Rarin, yang berada di ujung meja, tampak paling cemburu pada adik laki-lakinya saat dia berdehem.
Ekspresi wajahnya sama sekali tidak terlihat seperti sedang beranda. Sebaliknya, dia tampak sangat serius untuk membunuh calon iparnya, sampai kepala Sun tersentak sedikit, bergerak ke arah orang yang baru saja memukul kepalanya dan memohon.
"Phi Ryu, sepertinya Phi Rin ingin membunuhku."
"Itu tidak buruk sama sekali."
"Oh, jangan menangis dan menyesal nanti. Ketika aku sakit, kau bahkan tidak bisa meninggalkanku."
Itu adalah pemandangan yang aneh ketika anak bungsu dari rumah itu, yang dulunya cukup galak, tersipu saat dia bergumam bahwa dia gila dan berbalik memohon kepada saudara perempuannya sampai kekasih muda Ryu menghela nafas.
"Besok kau akan membantu para pekerja memotong cabang dari jam empat pagi." Kata sang kakak
"Aku tidak takut." Raut wajah anak laki-laki dari Bangkok itu sepertinya mengatakan bahwa dia sudah terbiasa. Aku bisa dengan mudah menebak apa yang dia pikirkan ketika dia berbalik dengan tatapan kurang ajar. "Mereka membuatku melakukan segala macam hal Phi Nuea. Tapi semua orang disini sangat ramah, dan jika kau bekerja keras akan ada seorang gadis yang akan membawakanmu makanan disana."
"Siapa gadis itu!
"Lihat ke cermin, Phi Ryu."
Sepertinya bocah itu tidak takut mati, membuat Nam Nuea tidak bisa menahan tawa. Dia memandangi dua anak laki-laki yang terus menerus mengolok-olok satu sama lain sebelum berbalik untuk melihat pasangan yang sudah menikah.

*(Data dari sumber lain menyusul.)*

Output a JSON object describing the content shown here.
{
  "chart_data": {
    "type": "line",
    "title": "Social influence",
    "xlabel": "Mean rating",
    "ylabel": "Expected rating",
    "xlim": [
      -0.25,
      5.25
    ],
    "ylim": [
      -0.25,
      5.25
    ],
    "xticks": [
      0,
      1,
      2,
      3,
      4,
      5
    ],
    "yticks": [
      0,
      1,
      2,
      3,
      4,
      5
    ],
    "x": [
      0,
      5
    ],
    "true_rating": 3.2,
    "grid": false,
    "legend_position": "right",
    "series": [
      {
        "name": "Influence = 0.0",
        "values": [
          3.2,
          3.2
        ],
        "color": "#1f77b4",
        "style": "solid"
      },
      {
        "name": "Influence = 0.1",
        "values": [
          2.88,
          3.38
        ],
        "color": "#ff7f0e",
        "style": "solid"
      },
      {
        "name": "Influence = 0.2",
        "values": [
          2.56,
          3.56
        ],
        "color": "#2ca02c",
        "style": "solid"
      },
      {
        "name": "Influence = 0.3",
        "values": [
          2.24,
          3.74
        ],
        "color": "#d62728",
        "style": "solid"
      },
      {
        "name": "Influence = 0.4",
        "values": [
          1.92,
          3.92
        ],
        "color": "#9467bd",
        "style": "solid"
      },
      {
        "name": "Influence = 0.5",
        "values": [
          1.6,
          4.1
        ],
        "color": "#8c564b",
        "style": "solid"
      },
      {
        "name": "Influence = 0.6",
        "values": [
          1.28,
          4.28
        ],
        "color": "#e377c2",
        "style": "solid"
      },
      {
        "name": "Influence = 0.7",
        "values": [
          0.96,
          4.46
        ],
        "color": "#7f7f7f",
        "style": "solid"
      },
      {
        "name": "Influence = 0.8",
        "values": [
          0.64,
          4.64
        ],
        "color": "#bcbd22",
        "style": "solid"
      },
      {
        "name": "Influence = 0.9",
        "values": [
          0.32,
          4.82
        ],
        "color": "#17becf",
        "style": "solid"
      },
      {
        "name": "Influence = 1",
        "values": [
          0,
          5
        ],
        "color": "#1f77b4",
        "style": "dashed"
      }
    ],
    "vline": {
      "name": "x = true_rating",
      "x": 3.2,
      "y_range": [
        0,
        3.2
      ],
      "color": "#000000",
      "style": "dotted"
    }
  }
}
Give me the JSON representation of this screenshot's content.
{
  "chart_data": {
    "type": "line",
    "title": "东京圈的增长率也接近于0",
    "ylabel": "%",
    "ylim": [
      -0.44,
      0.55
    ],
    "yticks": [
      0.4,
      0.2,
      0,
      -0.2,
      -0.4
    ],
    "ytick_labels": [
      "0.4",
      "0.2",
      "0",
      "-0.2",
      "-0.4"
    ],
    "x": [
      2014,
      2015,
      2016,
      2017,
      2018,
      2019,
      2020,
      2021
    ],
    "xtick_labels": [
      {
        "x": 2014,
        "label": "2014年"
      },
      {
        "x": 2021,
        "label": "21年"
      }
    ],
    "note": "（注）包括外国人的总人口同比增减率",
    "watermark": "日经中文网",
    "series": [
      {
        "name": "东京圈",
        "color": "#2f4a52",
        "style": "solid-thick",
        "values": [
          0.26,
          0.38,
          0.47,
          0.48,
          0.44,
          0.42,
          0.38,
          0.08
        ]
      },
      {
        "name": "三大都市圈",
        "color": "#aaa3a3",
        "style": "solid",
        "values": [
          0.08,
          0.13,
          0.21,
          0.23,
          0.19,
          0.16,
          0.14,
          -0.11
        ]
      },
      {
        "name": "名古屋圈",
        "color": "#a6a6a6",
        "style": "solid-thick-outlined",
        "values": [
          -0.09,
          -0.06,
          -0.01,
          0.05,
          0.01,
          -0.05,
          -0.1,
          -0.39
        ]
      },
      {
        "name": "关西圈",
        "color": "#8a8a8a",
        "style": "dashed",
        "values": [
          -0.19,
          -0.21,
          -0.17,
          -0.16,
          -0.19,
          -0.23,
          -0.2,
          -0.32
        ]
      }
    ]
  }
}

"Dan kalian, kapan akan memiliki adik laki-laki untuk keponakanku?
"Awalnya kami berniat menundanya selama kurang lebih tiga tahun agar lebih banyak waktu bersama si kecil," ujar Phi Ton dengan wajah tersenyum sebelum menambahkan. "tapi mungkin tidak."
"Apa kau akan punya bayi lagi, Phi Ton?" Rerai, berbalik dan tersenyum manis membuat senyum sang suami menghilang tapi dia tetap berkata:
"Ya, kita akan memiliki bayi lain."
Rerai terlihat sangat malu. Tapi Phi Rin-lah yang dengan cepat mengubah topik pembicaraan untuk bertanya pada Nuea.
"Dan bagaimana denganmu?"
"Oh, izinkan aku bertanya sesuatu padamu dulu, Rin. Apa kau masih perawan tua?"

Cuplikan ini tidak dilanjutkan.